Back to Issue Fifty-Seven

[HE MADE A MOVIE, IT WAS A FLOP]

by FATIMAH ASGHAR

my aunt says of my dad, beetle

leaf in her teeth, chewing in
the backseat, on my way

to the airport, not enough
time to investigate. years later,

she can’t remember the plot.
only that it didn’t work, only

that he prayed and prayed
it would, only they all laughed

& still laugh now, him desperate
& in costume, only

that my forehead
is pressed to the ground now

doing the same, following
the flopping of my ancestors,

a line of duds, the dreams of my dead,
everyone’s names in lights.

 

[VILLAGE BOY]

by FATIMAH ASGHAR

the village never left him my aunt says of my dad, village
boy even when he left to new york. 30 years later, the village

still calls when i come, asking what i’m doing each day. my dad
apple-crisp & young, companied by the stars, walking the village.

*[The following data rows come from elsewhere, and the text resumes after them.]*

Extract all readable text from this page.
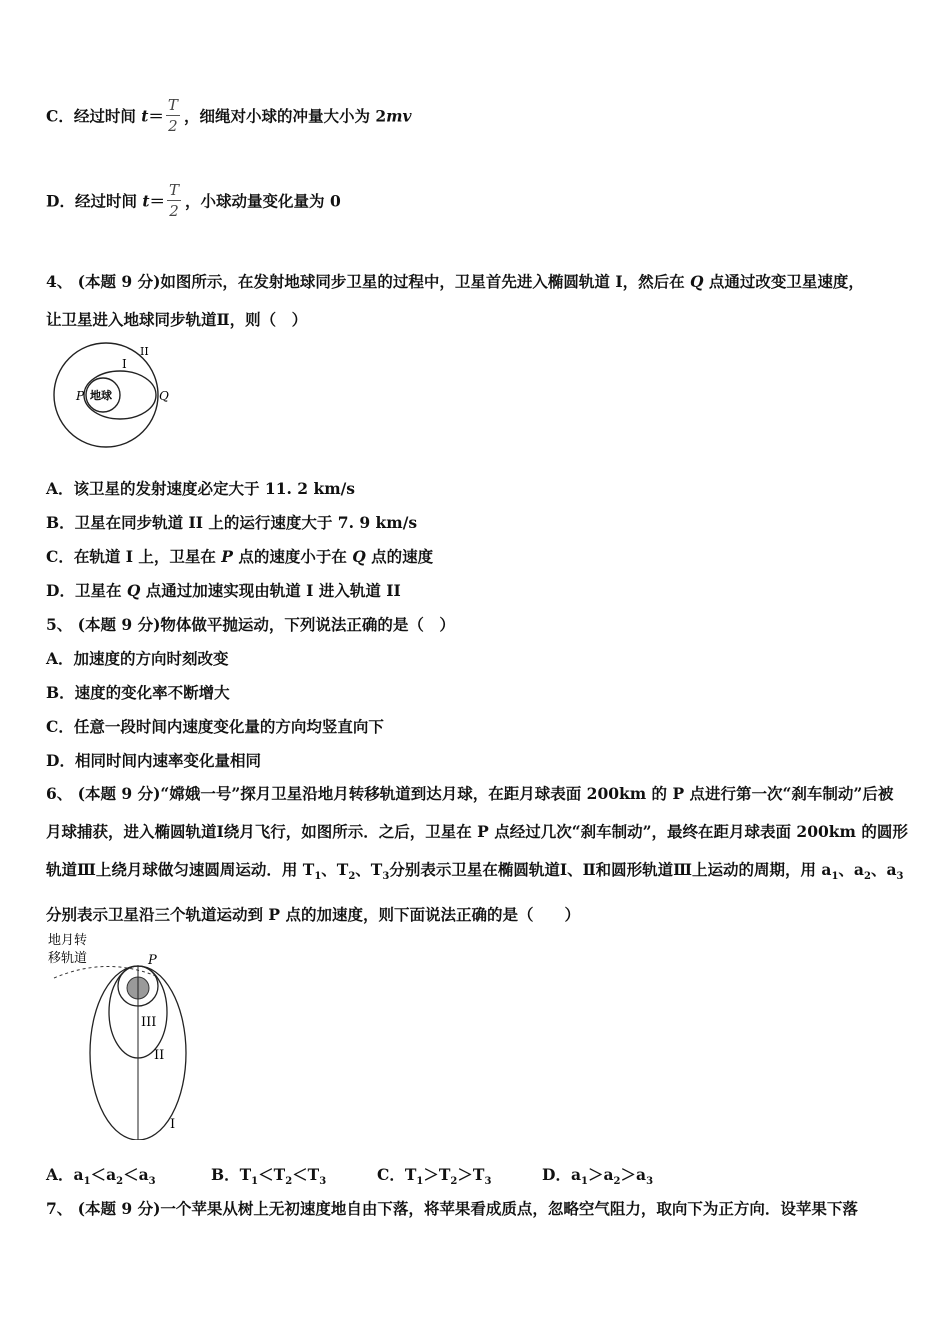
C．经过时间 $t= \frac{T}{2}$ ，细绳对小球的冲量大小为 2mv
D．经过时间 $t= \frac{T}{2}$ ，小球动量变化量为 0
4、 (本题 9 分)如图所示，在发射地球同步卫星的过程中，卫星首先进入椭圆轨道 I，然后在 Q 点通过改变卫星速度，
让卫星进入地球同步轨道Ⅱ，则（　）
地球
I
II
P	Q
A．该卫星的发射速度必定大于 11. 2 km/s
B．卫星在同步轨道 II 上的运行速度大于 7. 9 km/s
C．在轨道 I 上，卫星在 P 点的速度小于在 Q 点的速度
D．卫星在 Q 点通过加速实现由轨道 I 进入轨道 II
5、 (本题 9 分)物体做平抛运动，下列说法正确的是（　）
A．加速度的方向时刻改变
B．速度的变化率不断增大
C．任意一段时间内速度变化量的方向均竖直向下
D．相同时间内速率变化量相同
6、 (本题 9 分)“嫦娥一号”探月卫星沿地月转移轨道到达月球，在距月球表面 200km 的 P 点进行第一次“刹车制动”后被月球捕获，进入椭圆轨道Ⅰ绕月飞行，如图所示．之后，卫星在 P 点经过几次“刹车制动”，最终在距月球表面 200km 的圆形轨道Ⅲ上绕月球做匀速圆周运动．用 $T_1$、$T_2$、$T_3$分别表示卫星在椭圆轨道Ⅰ、Ⅱ和圆形轨道Ⅲ上运动的周期，用 $a_1$、$a_2$、$a_3$分别表示卫星沿三个轨道运动到 P 点的加速度，则下面说法正确的是（　　）
地月转
移轨道	P
III
II
I
A．$a_1<a_2<a_3$	B．$T_1<T_2<T_3$	C．$T_1>T_2>T_3$	D．$a_1>a_2>a_3$
7、 (本题 9 分)一个苹果从树上无初速度地自由下落，将苹果看成质点，忽略空气阻力，取向下为正方向．设苹果下落
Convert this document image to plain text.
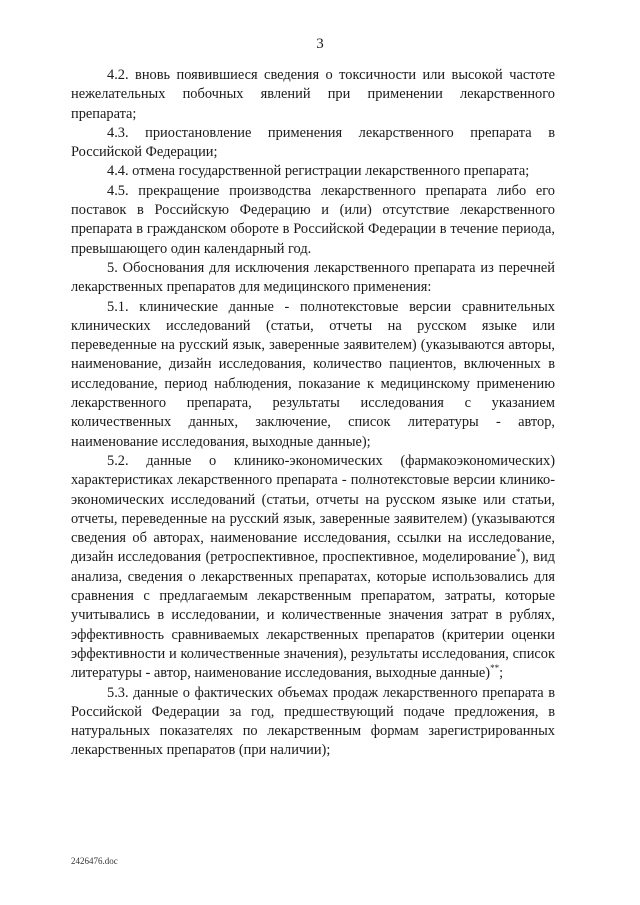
3

4.2. вновь появившиеся сведения о токсичности или высокой частоте нежелательных побочных явлений при применении лекарственного препарата;

4.3. приостановление применения лекарственного препарата в Российской Федерации;

4.4. отмена государственной регистрации лекарственного препарата;

4.5. прекращение производства лекарственного препарата либо его поставок в Российскую Федерацию и (или) отсутствие лекарственного препарата в гражданском обороте в Российской Федерации в течение периода, превышающего один календарный год.

5. Обоснования для исключения лекарственного препарата из перечней лекарственных препаратов для медицинского применения:

5.1. клинические данные - полнотекстовые версии сравнительных клинических исследований (статьи, отчеты на русском языке или переведенные на русский язык, заверенные заявителем) (указываются авторы, наименование, дизайн исследования, количество пациентов, включенных в исследование, период наблюдения, показание к медицинскому применению лекарственного препарата, результаты исследования с указанием количественных данных, заключение, список литературы - автор, наименование исследования, выходные данные);

5.2. данные о клинико-экономических (фармакоэкономических) характеристиках лекарственного препарата - полнотекстовые версии клинико-экономических исследований (статьи, отчеты на русском языке или статьи, отчеты, переведенные на русский язык, заверенные заявителем) (указываются сведения об авторах, наименование исследования, ссылки на исследование, дизайн исследования (ретроспективное, проспективное, моделирование*), вид анализа, сведения о лекарственных препаратах, которые использовались для сравнения с предлагаемым лекарственным препаратом, затраты, которые учитывались в исследовании, и количественные значения затрат в рублях, эффективность сравниваемых лекарственных препаратов (критерии оценки эффективности и количественные значения), результаты исследования, список литературы - автор, наименование исследования, выходные данные)**;

5.3. данные о фактических объемах продаж лекарственного препарата в Российской Федерации за год, предшествующий подаче предложения, в натуральных показателях по лекарственным формам зарегистрированных лекарственных препаратов (при наличии);

2426476.doc
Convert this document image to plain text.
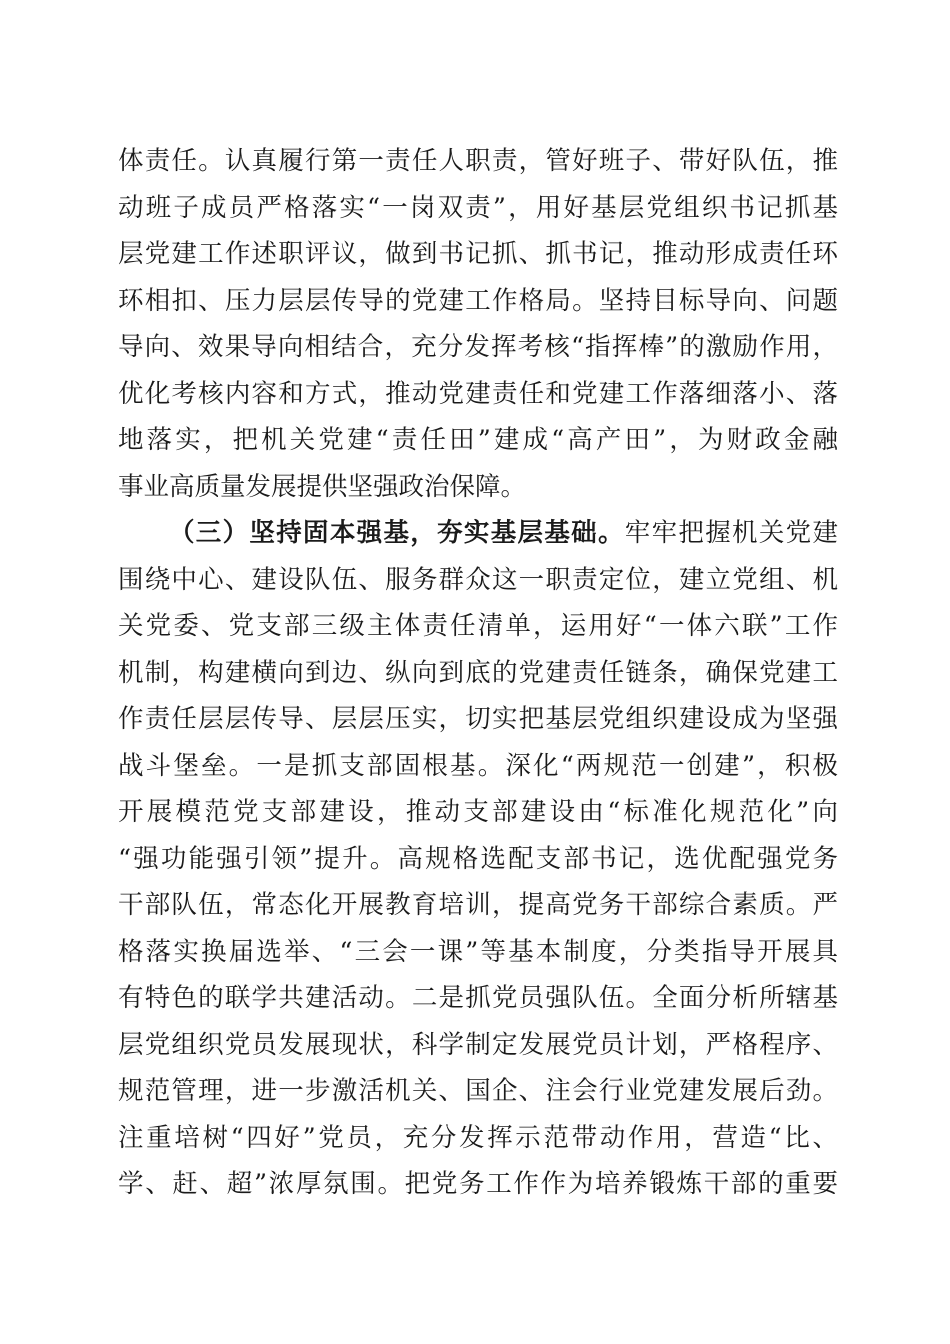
体责任。认真履行第一责任人职责，管好班子、带好队伍，推
动班子成员严格落实“一岗双责”，用好基层党组织书记抓基
层党建工作述职评议，做到书记抓、抓书记，推动形成责任环
环相扣、压力层层传导的党建工作格局。坚持目标导向、问题
导向、效果导向相结合，充分发挥考核“指挥棒”的激励作用，
优化考核内容和方式，推动党建责任和党建工作落细落小、落
地落实，把机关党建“责任田”建成“高产田”，为财政金融
事业高质量发展提供坚强政治保障。
（三）坚持固本强基，夯实基层基础。牢牢把握机关党建
围绕中心、建设队伍、服务群众这一职责定位，建立党组、机
关党委、党支部三级主体责任清单，运用好“一体六联”工作
机制，构建横向到边、纵向到底的党建责任链条，确保党建工
作责任层层传导、层层压实，切实把基层党组织建设成为坚强
战斗堡垒。一是抓支部固根基。深化“两规范一创建”，积极
开展模范党支部建设，推动支部建设由“标准化规范化”向
“强功能强引领”提升。高规格选配支部书记，选优配强党务
干部队伍，常态化开展教育培训，提高党务干部综合素质。严
格落实换届选举、“三会一课”等基本制度，分类指导开展具
有特色的联学共建活动。二是抓党员强队伍。全面分析所辖基
层党组织党员发展现状，科学制定发展党员计划，严格程序、
规范管理，进一步激活机关、国企、注会行业党建发展后劲。
注重培树“四好”党员，充分发挥示范带动作用，营造“比、
学、赶、超”浓厚氛围。把党务工作作为培养锻炼干部的重要
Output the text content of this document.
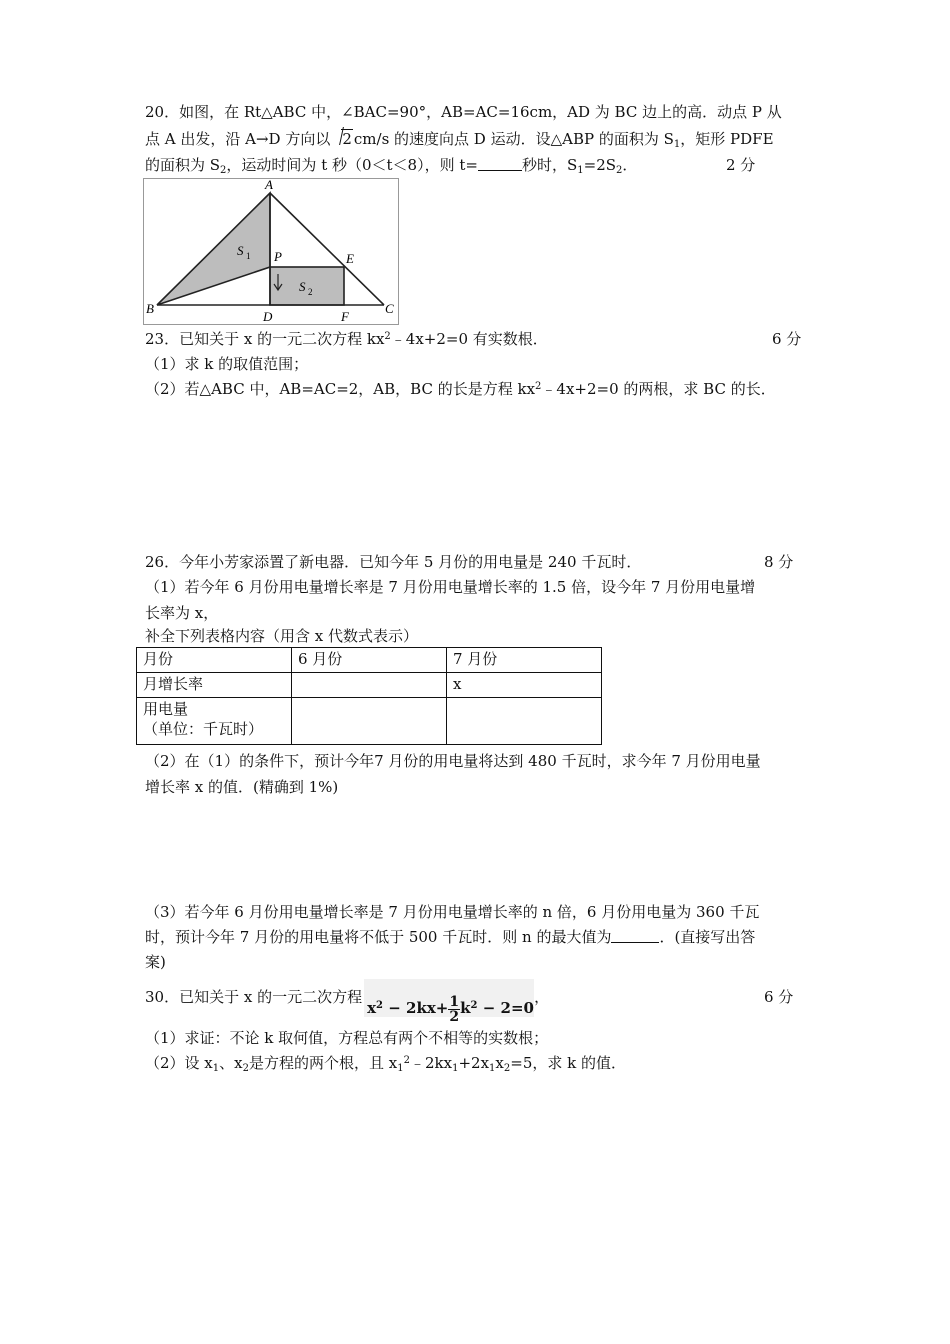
20．如图，在 Rt△ABC 中，∠BAC=90°，AB=AC=16cm，AD 为 BC 边上的高．动点 P 从
点 A 出发，沿 A→D 方向以 2 cm/s 的速度向点 D 运动．设△ABP 的面积为 $S_1$，矩形 PDFE
的面积为 $S_2$，运动时间为 t 秒（0＜t＜8），则 t=	秒时，$S_1=2S_2$．	2 分
A
B	C
D	F
E
P
S 1
S 2
23．已知关于 x 的一元二次方程 $kx^2﹣4x+2=0$ 有实数根．	6 分
（1）求 k 的取值范围；
（2）若△ABC 中，AB=AC=2，AB，BC 的长是方程 $kx^2﹣4x+2=0$ 的两根，求 BC 的长．
26．今年小芳家添置了新电器．已知今年 5 月份的用电量是 240 千瓦时．	8 分
（1）若今年 6 月份用电量增长率是 7 月份用电量增长率的 1.5 倍，设今年 7 月份用电量增
长率为 x，
补全下列表格内容（用含 x 代数式表示）
月份	6 月份	7 月份
月增长率		x

用电量
（单位：千瓦时）		

（2）在（1）的条件下，预计今年7 月份的用电量将达到 480 千瓦时，求今年 7 月份用电量
增长率 x 的值．(精确到 1%)
（3）若今年 6 月份用电量增长率是 7 月份用电量增长率的 n 倍，6 月份用电量为 360 千瓦
时，预计今年 7 月份的用电量将不低于 500 千瓦时．则 n 的最大值为	．(直接写出答
案)
30．已知关于 x 的一元二次方程
$x^2 - 2kx+ \frac{1}{2} k^2 - 2=0$
，	6 分
（1）求证：不论 k 取何值，方程总有两个不相等的实数根；
（2）设 $x_1$、$x_2$是方程的两个根，且 $x_1^2﹣2kx_1+2x_1x_2=5$，求 k 的值．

here, in america, the city dots my dreams. skylines. what i know
best, a subway & deli. my friends listen to podcasts about village

life, our diseases sprouting from how far we moved from the fields.
i stay lusting after what is not mine, but might’ve been, my baba-village

on my baba-tongue, five knots, the story of four brothers
& a father who built it after fleeing. when my baba left, the village

celebrated, the one who traveled to america. the one who dreamed
& walked the dream. the one who died, three girls in new york, village

-less. what years went by, where i dreamed of being belonged, looked
in the mirror & saw a stranger, only to come back & see a village

of my faces, returned? oh, belonging. as gentle as an aunt who knows
a story of the one who made me. oh belonging, as sweet as the village

built by a river, everyone knowing your name, the stories of your people
the grass & cows & date trees. oh land, never leave me. please. village

me, spirits, the ones i only know from my poems, the ones who cradled
my dad into death. the jinn who guard the land & the people, village

born. oh, to be held like this. to know the curves of the trees & when
the oranges come. the earth, your earth, your ancestors’ earth, village

of me & mine, how i prayed for you, how i longed to know your name
the loss of my father’s death shadowing everything, redacting a village

& my belonging, his siblings. their prayers for me, echoing mine for them.
to think i was lost. to be found. i spent my life wanting & there it was: my village.

 

Fatimah Asghar, author of If They Come for Us and When We Were Sisters, is a poet, filmmaker, educator, and performer. Their literary work has been longlisted for the National Book Award and won the Carol Shields Award. They are the writer and co-creator of Brown Girls, an Emmy-nominated web series that highlights friendships between women of color. Along with Safia Elhillo, they edited Halal If You Hear Me, an anthology that celebrates Muslim writers who are also women, queer, gender-nonconforming, and/or trans. They also were a writer and co producer on Ms. Marvel on Disney +, and wrote Episode 5, Time and Again. They are an ISF and Sundance Doris Duke Fellow and a 1497 Fellow. Their second book of poetry, Daughter of the Mountains, is forthcoming July 2026.